TRX is the name brand and you can google a plethora of exercises under that name... but "suspension straps" is a common generic term. Be sure to look up proper height positions and "Fully lengthened vs partial (or halfway) and Fully shortened positions."
The basic idea of these strap systems are credited to US military (specifically Navy SEALS) looking to a very versatile and mobile workout system... though no doubt someone somewhere will dispute that. lol.
Anyway, it can seem complex at first, but it's a system worth learning for most people!
I often do an Aussie pull-up on a Smith Machine with an overhand grip. Doing a pull-up when you weigh 255-260 is a big ask, Aussie version is better 😂
Thanks for the vid. Hopefully this eventually helps me to do pullups!
One question, the last bit of my pull when the rings get close to my chest, I feel the effort in my shoulders (deltoids). Is this typical?
What sort of positioning with the rings will better isolate my lats?
Tq👍🏼
Do you recommend that we'd progress these even further with an archer-style row to get these to a single arm movement?
feeling biceps more in my pull ups.... my form is correct
Ha, editor took the day off OR this was on purpose to get me (and everyone else) to comment.

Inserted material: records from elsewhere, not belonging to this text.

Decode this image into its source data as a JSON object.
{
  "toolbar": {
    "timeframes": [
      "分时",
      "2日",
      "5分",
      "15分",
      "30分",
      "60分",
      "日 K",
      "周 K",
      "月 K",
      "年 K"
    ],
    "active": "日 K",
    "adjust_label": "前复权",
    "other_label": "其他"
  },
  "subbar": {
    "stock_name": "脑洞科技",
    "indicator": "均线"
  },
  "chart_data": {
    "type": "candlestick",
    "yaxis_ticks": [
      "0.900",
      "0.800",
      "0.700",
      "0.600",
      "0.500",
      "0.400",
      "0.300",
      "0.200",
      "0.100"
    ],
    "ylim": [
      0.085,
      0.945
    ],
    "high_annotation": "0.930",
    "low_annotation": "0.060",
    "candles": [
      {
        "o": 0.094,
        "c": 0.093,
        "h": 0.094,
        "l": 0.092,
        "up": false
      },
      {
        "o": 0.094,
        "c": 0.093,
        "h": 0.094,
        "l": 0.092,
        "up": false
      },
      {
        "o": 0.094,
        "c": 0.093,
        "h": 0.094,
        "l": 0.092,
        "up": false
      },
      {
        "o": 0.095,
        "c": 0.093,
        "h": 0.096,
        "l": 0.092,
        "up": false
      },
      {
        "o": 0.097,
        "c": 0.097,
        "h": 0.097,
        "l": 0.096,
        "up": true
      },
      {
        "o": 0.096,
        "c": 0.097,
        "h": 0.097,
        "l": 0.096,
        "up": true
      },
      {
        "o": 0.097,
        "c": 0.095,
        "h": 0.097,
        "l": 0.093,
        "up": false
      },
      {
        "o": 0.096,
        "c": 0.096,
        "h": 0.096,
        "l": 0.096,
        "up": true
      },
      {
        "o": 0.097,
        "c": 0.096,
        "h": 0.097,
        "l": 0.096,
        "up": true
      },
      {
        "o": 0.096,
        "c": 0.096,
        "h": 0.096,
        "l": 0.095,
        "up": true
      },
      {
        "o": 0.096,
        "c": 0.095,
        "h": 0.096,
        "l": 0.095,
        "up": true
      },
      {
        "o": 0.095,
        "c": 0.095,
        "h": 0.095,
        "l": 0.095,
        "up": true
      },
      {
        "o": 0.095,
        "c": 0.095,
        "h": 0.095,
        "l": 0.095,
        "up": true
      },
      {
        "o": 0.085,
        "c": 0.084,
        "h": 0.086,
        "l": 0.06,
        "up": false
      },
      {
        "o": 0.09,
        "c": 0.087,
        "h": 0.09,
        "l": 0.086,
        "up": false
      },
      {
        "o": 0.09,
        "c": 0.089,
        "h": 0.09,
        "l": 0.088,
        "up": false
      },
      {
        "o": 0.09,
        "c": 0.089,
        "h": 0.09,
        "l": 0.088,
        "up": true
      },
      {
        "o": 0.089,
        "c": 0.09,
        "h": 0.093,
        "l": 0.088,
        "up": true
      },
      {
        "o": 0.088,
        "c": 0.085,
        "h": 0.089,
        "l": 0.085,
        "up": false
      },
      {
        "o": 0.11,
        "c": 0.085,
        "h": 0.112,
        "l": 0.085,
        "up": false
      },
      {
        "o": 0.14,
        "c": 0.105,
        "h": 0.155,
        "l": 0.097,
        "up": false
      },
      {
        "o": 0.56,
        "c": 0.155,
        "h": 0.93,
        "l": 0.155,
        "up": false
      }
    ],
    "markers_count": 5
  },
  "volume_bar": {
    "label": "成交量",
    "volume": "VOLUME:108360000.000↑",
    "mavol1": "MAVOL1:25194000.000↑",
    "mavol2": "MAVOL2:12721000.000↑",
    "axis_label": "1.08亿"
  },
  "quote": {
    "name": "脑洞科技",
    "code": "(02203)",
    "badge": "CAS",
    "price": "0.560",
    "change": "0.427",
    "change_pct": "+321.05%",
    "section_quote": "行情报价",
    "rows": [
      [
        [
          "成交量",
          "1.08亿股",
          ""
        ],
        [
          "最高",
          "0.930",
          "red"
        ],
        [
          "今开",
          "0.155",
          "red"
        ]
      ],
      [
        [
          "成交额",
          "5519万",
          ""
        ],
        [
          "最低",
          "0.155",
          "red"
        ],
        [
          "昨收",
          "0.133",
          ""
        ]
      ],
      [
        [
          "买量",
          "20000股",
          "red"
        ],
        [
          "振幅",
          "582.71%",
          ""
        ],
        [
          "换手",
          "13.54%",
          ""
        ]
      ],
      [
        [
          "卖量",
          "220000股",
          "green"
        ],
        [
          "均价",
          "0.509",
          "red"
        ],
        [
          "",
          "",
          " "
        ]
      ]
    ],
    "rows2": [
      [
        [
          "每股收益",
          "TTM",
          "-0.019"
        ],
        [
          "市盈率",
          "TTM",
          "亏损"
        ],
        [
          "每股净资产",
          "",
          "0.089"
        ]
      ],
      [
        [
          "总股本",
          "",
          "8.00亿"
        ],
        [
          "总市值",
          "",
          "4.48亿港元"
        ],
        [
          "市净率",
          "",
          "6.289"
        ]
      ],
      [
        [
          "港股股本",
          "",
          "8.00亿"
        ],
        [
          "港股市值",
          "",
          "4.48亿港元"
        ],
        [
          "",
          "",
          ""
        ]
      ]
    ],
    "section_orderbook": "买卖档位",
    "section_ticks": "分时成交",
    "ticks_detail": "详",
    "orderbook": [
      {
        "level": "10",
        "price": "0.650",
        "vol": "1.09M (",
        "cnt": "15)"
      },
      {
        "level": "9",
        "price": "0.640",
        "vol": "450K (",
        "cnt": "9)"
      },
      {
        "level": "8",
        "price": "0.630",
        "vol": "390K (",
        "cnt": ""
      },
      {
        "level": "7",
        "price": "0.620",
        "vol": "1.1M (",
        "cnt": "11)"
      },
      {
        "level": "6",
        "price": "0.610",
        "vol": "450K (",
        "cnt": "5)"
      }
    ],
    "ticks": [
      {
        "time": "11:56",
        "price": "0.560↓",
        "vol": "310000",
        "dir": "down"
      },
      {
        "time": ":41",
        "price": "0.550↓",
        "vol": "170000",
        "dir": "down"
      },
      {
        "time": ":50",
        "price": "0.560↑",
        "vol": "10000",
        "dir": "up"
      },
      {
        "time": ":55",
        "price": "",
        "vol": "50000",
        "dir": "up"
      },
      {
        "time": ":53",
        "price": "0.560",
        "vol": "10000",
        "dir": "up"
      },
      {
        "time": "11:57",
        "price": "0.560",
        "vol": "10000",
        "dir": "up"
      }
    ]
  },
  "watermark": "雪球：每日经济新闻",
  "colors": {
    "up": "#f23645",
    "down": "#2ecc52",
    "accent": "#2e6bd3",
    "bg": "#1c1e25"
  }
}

I think you mean to say "it doesn't get its due credit" not "it doesn't get its due diligence". Either you misspoke or you don't know what "due diligence" means.
you could just row on a machine especially if your at the gym. it's easier to get the form right and you can progressively add weight . I suppose you could get a backpack and some weights and add to this but why?
Stability benefits, more natural range of motion, shoulder health benefits, etc…. also much of these is for those who might be working out at home or use this somewhere in their programming. Can be used for de-load cycles, or many are just interested in calisthenics only type exercises. You can do machine rows one week or cycle of your program and then switch these in. Think outside of the box basically.
If you have to ask you’re too dumb to benefit from them.
Can I use rings for this?
Absolutely
You're doing these wrong! You should be rotating your wrist throughout the extension.
i dont want to build muscle, so i will ignore this video.
He gets a lot of shit in his comments huh? Lotta minor bitching.
Great content.
what is up with that intro?
Who cares?
me3899
Where is your muscle?
In your wife’s mouth.
I'm looking for a microphone like yours, can you send a link to buy please?
The gentleman way you speak,makes me want to drink some tea
I had to pause the video so I could get changed into formal attire
thank you this is so useful, especially how you show the progressions
great video man
i LOVE THESE!
thanks for the advices.
What is the brand of your shoes ?
Seriously? 🤦♂️
@@RustyKnorr yes !
looks like you have some random background actors now.